Ferroportin: lack of evidence for multimers.
Schimanski LM., Drakesmith H., Talbott C., Horne K., James JR., Davis SJ., Sweetland E., Bastin J., Cowley D., Townsend ARM.
Ferroportin is a multi-transmembrane glycoprotein that mediates iron export from cells. Mutations in ferroportin are linked to type IV hemochromatosis, a dominantly inherited disorder of iron metabolism. Multimers of ferroportin, whose existence may relate to the dominant inheritance pattern of disease, have been detected in some studies but not others.

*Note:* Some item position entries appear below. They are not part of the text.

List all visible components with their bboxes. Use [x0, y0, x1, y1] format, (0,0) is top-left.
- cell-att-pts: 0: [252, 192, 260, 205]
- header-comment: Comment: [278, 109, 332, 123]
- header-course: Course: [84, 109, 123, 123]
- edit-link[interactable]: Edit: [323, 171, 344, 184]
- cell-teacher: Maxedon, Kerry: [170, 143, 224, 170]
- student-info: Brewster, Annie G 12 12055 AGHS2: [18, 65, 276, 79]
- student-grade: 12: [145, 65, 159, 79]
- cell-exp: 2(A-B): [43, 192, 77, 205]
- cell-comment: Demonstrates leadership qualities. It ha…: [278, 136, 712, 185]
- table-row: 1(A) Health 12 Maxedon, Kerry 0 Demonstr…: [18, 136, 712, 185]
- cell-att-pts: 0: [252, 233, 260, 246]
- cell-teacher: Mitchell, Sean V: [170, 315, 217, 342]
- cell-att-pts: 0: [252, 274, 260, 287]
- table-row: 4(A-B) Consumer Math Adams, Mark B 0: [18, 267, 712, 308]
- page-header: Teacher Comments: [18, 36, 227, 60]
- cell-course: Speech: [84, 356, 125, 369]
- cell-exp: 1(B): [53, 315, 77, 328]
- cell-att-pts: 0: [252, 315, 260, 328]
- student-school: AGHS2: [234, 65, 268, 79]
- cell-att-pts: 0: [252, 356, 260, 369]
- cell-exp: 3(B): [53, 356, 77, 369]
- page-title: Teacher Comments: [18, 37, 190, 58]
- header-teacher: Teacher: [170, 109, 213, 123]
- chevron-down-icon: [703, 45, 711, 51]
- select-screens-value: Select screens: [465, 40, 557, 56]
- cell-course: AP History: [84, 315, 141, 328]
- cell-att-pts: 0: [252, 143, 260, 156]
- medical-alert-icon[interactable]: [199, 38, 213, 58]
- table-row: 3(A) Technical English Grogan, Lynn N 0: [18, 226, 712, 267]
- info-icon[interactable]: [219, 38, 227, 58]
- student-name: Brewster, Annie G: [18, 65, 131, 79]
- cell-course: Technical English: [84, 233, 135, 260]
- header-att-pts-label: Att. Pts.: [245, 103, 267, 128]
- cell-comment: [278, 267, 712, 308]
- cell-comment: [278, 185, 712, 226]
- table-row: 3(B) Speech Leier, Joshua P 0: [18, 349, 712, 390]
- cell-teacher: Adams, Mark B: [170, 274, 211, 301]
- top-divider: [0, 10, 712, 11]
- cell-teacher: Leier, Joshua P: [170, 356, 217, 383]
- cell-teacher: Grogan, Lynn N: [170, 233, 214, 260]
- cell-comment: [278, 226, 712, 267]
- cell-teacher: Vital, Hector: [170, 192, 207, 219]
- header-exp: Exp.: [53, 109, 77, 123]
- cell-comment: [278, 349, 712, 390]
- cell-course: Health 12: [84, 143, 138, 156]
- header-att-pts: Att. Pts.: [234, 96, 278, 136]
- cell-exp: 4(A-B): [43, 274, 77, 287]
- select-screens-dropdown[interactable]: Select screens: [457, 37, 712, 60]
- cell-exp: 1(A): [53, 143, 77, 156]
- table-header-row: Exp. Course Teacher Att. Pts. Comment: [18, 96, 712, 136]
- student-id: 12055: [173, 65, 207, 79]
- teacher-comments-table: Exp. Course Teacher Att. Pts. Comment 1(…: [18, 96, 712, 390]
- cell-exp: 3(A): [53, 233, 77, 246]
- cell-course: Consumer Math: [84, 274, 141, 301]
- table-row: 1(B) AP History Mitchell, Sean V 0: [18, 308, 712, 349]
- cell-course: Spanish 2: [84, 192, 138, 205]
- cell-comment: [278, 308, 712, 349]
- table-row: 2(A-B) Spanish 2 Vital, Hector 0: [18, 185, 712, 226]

We looked for evidence of multimerization in several different types of experiment. We assayed the maturation of mutant and wild-type ferroportin and found that loss-of-function mutants had a reduced half-life but did not alter the stability of coexpressed wild-type. Using bioluminescence resonance energy transfer analysis, we tested how mature wild-type ferroportin behaved in intact live cell membranes. Ferroportin-ferroportin interactions gave the very low acceptor/donor ratio-independent energy transfer levels characteristic of random protein-protein interactions, consistent with ferroportin behaving as a monomer. Consistent with these experiments, we were unable to detect a dominant negative functional effect of mutant ferroportin on wild-type, even when expression of wild-type protein was titrated to low levels. These data suggest that dominantly inherited ferroportin disease does not result from the direct action of a mutated protein inhibiting a wild-type protein within multimers. We propose other possible mechanisms of disease.